China on Wednesday denied that its stealth fighter J-20 was developed with stolen US technology, claiming that its was a masterpiece of its technological innovation, shortly after an Indian-American was jailed for 32 years by an American court for leaking military secrets to Beijing.
Chinese defence officials and military analysts insisted that the country's J-20 stealth fighter jet, which was test flown this month, is a result of of the country's own efforts, state-run Global Times reported.
"It's not the first time foreign media has smeared newly unveiled Chinese military technologies. It's meaningless to respond to such a speculation," an unnamed official of the Chinese Ministry of National told the daily.
The remarks came a day after Indian-American Noshir Gowadia, a former B-2 stealth bomber engineer, was sentenced by a US federal judge to 32 years of imprisonment for selling military secrets to China. He was convicted of helping China design its stealth cruise missile.
Besides, a Croatian admiral, who served during the Kosovo War, had alleged that China formulated the technology for its J-20 jet from a F-117 Nighthawk stealth fighter that was shot down over Serbia in 1999.
China had test flown J-20 in Chengdu, Sichuan Province, earlier this month during the visit of US Defence Secretary Robert Gates.
Xu Yongling, one of China's top test pilots, said that the J-20 possesses an advanced supersonic cruise ability and powerful air mobility that are technological breakthroughs for the country.
"Different from previous fighters such as the J-7 and J-8, which drew on the merits of aircraft from other countries, the J-20 is a masterpiece of China's technological innovation," Xu claimed, comparing the stealth jet to the US Air Force's F-22 Raptor and Russia's Sukhoi T-50.
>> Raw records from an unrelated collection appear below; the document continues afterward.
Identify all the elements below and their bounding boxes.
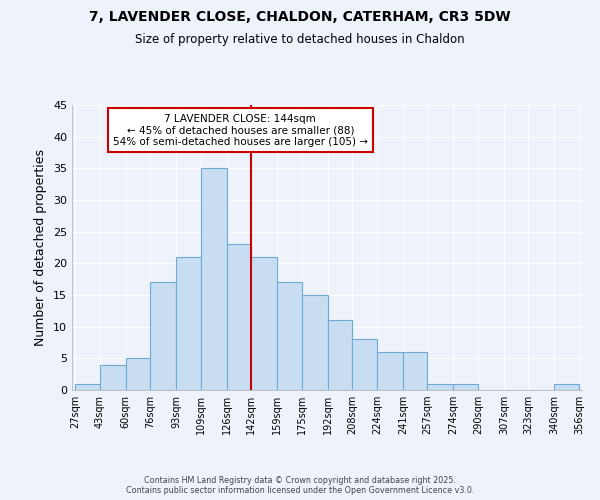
Bar bbox=[125, 358, 150, 390]
Text: Size of property relative to detached houses in Chaldon: Size of property relative to detached ho… bbox=[135, 32, 465, 46]
Bar bbox=[554, 384, 579, 390]
Text: 7 LAVENDER CLOSE: 144sqm
← 45% of detached houses are smaller (88)
54% of semi-d: 7 LAVENDER CLOSE: 144sqm ← 45% of detach… bbox=[113, 114, 368, 147]
Bar bbox=[454, 384, 478, 390]
Bar bbox=[427, 384, 454, 390]
Bar bbox=[377, 352, 403, 390]
Bar bbox=[251, 257, 277, 390]
Bar bbox=[227, 244, 251, 390]
Text: Contains HM Land Registry data © Crown copyright and database right 2025.
Contai: Contains HM Land Registry data © Crown c… bbox=[126, 476, 474, 495]
Bar bbox=[352, 340, 377, 390]
Bar bbox=[75, 384, 100, 390]
Bar bbox=[100, 364, 125, 390]
Y-axis label: Number of detached properties: Number of detached properties bbox=[34, 149, 47, 346]
Text: 7, LAVENDER CLOSE, CHALDON, CATERHAM, CR3 5DW: 7, LAVENDER CLOSE, CHALDON, CATERHAM, CR… bbox=[89, 10, 511, 24]
Bar bbox=[403, 352, 427, 390]
Bar bbox=[200, 168, 227, 390]
Bar bbox=[277, 282, 302, 390]
Bar bbox=[150, 282, 176, 390]
Bar bbox=[176, 257, 200, 390]
Bar bbox=[328, 320, 352, 390]
Bar bbox=[302, 295, 328, 390]
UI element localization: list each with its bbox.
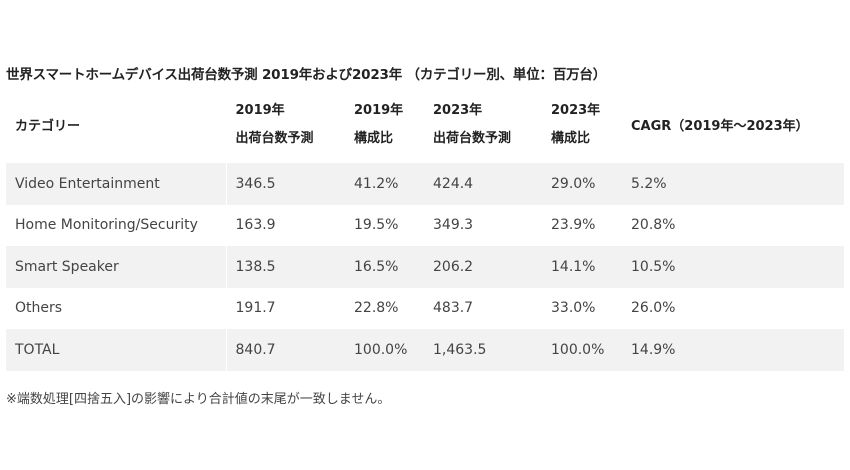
header-line2: 出荷台数予測	[235, 130, 314, 146]
header-category: カテゴリー	[6, 86, 227, 163]
table-title: 世界スマートホームデバイス出荷台数予測 2019年および2023年 （カテゴリー…	[6, 67, 607, 83]
header-2023-shipments: 2023年 出荷台数予測	[424, 86, 542, 163]
cell-2019-shipments: 138.5	[226, 246, 345, 288]
cell-2019-shipments: 346.5	[226, 163, 345, 205]
cell-2023-share: 29.0%	[542, 163, 622, 205]
table-row-total: TOTAL 840.7 100.0% 1,463.5 100.0% 14.9%	[6, 329, 844, 371]
header-2019-shipments: 2019年 出荷台数予測	[226, 86, 345, 163]
header-2023-share: 2023年 構成比	[542, 86, 622, 163]
header-line1: 2019年	[354, 102, 404, 118]
cell-2023-share: 23.9%	[542, 204, 622, 246]
cell-2019-share: 22.8%	[345, 287, 424, 329]
cell-category: Home Monitoring/Security	[6, 204, 227, 246]
header-cagr: CAGR（2019年～2023年）	[622, 86, 844, 163]
cell-cagr: 20.8%	[622, 204, 844, 246]
header-line1: 2019年	[235, 102, 285, 118]
cell-2023-shipments: 206.2	[424, 246, 542, 288]
cell-2023-shipments: 1,463.5	[424, 329, 542, 371]
header-line2: 出荷台数予測	[433, 130, 512, 146]
footnote: ※端数処理[四捨五入]の影響により合計値の末尾が一致しません。	[6, 392, 391, 407]
table-row: Video Entertainment 346.5 41.2% 424.4 29…	[6, 163, 844, 205]
cell-cagr: 14.9%	[622, 329, 844, 371]
cell-2023-shipments: 483.7	[424, 287, 542, 329]
cell-2019-share: 100.0%	[345, 329, 424, 371]
cell-category: Video Entertainment	[6, 163, 227, 205]
shipment-forecast-table: カテゴリー 2019年 出荷台数予測 2019年 構成比 2023年 出荷台数予…	[6, 86, 844, 371]
header-category-label: カテゴリー	[15, 119, 81, 134]
header-line1: 2023年	[551, 102, 601, 118]
cell-2019-shipments: 191.7	[226, 287, 345, 329]
cell-cagr: 5.2%	[622, 163, 844, 205]
cell-category: TOTAL	[6, 329, 227, 371]
cell-2019-shipments: 163.9	[226, 204, 345, 246]
header-2019-share: 2019年 構成比	[345, 86, 424, 163]
cell-2019-share: 19.5%	[345, 204, 424, 246]
cell-2019-share: 16.5%	[345, 246, 424, 288]
table-row: Smart Speaker 138.5 16.5% 206.2 14.1% 10…	[6, 246, 844, 288]
cell-2019-share: 41.2%	[345, 163, 424, 205]
header-line2: 構成比	[551, 130, 591, 146]
cell-cagr: 26.0%	[622, 287, 844, 329]
header-cagr-label: CAGR（2019年～2023年）	[631, 119, 809, 134]
cell-2023-shipments: 349.3	[424, 204, 542, 246]
cell-2019-shipments: 840.7	[226, 329, 345, 371]
cell-2023-shipments: 424.4	[424, 163, 542, 205]
cell-2023-share: 14.1%	[542, 246, 622, 288]
cell-category: Smart Speaker	[6, 246, 227, 288]
cell-2023-share: 100.0%	[542, 329, 622, 371]
cell-2023-share: 33.0%	[542, 287, 622, 329]
header-row: カテゴリー 2019年 出荷台数予測 2019年 構成比 2023年 出荷台数予…	[6, 86, 844, 163]
table-row: Home Monitoring/Security 163.9 19.5% 349…	[6, 204, 844, 246]
header-line2: 構成比	[354, 130, 394, 146]
cell-cagr: 10.5%	[622, 246, 844, 288]
table-row: Others 191.7 22.8% 483.7 33.0% 26.0%	[6, 287, 844, 329]
cell-category: Others	[6, 287, 227, 329]
header-line1: 2023年	[433, 102, 483, 118]
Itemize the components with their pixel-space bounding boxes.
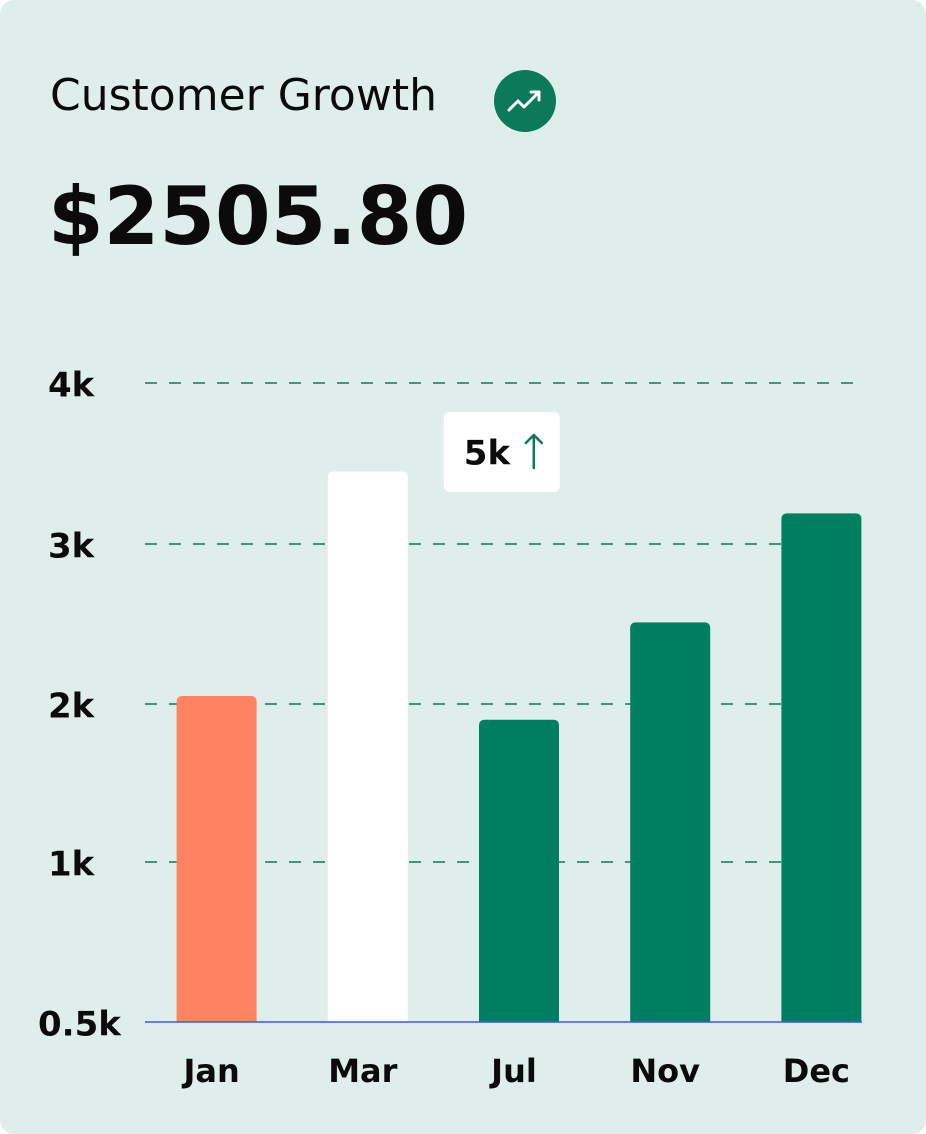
icon-line bbox=[507, 90, 541, 112]
bar bbox=[781, 513, 862, 1022]
x-tick-label: Jan bbox=[181, 1052, 239, 1090]
bar bbox=[327, 471, 408, 1022]
y-tick-label: 3k bbox=[48, 527, 96, 567]
tooltip-box bbox=[443, 412, 560, 492]
icon-arrowhead bbox=[529, 90, 541, 102]
x-tick-label: Jul bbox=[489, 1052, 537, 1090]
y-tick-label: 4k bbox=[48, 366, 96, 406]
trend-icon bbox=[494, 70, 556, 132]
x-tick-label: Dec bbox=[783, 1052, 850, 1090]
x-tick-label: Nov bbox=[630, 1052, 700, 1090]
y-tick-label: 2k bbox=[48, 687, 96, 727]
y-tick-label: 1k bbox=[48, 845, 96, 885]
bar bbox=[479, 719, 559, 1022]
x-tick-label: Mar bbox=[328, 1052, 397, 1090]
chart-title: Customer Growth bbox=[50, 70, 437, 121]
y-tick-label: 0.5k bbox=[38, 1005, 122, 1045]
tooltip: 5k bbox=[443, 412, 560, 492]
tooltip-text: 5k bbox=[464, 434, 512, 474]
tooltip-arrow bbox=[524, 433, 544, 470]
headline-amount: $2505.80 bbox=[48, 170, 468, 263]
bar bbox=[176, 696, 257, 1022]
bar bbox=[630, 622, 711, 1022]
icon-circle bbox=[494, 70, 556, 132]
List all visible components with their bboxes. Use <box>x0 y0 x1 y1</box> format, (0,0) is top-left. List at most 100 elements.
Xu said it would have been impossible for China to glean technology from the US' F-117, whose stealth technology lags far behind fourth-generation fighters and was regarded as "outdated" even at the time when it was reportedly shot down.
And as for the radiation-absorbent, exterior coating technology adopted by the F-117, Xu said it would be hard to copy that technology from the wreckage due to its complicated production process.
Wang Yanan, an associate editor in chief at Aerospace Knowledge magazine, said that the F-117 could hardly have inspired the development of the J-20, due to the design differences between the two generations of fighters. He added that it is worthless to take an interest in obsolete technology for developing more state-of-art technologies.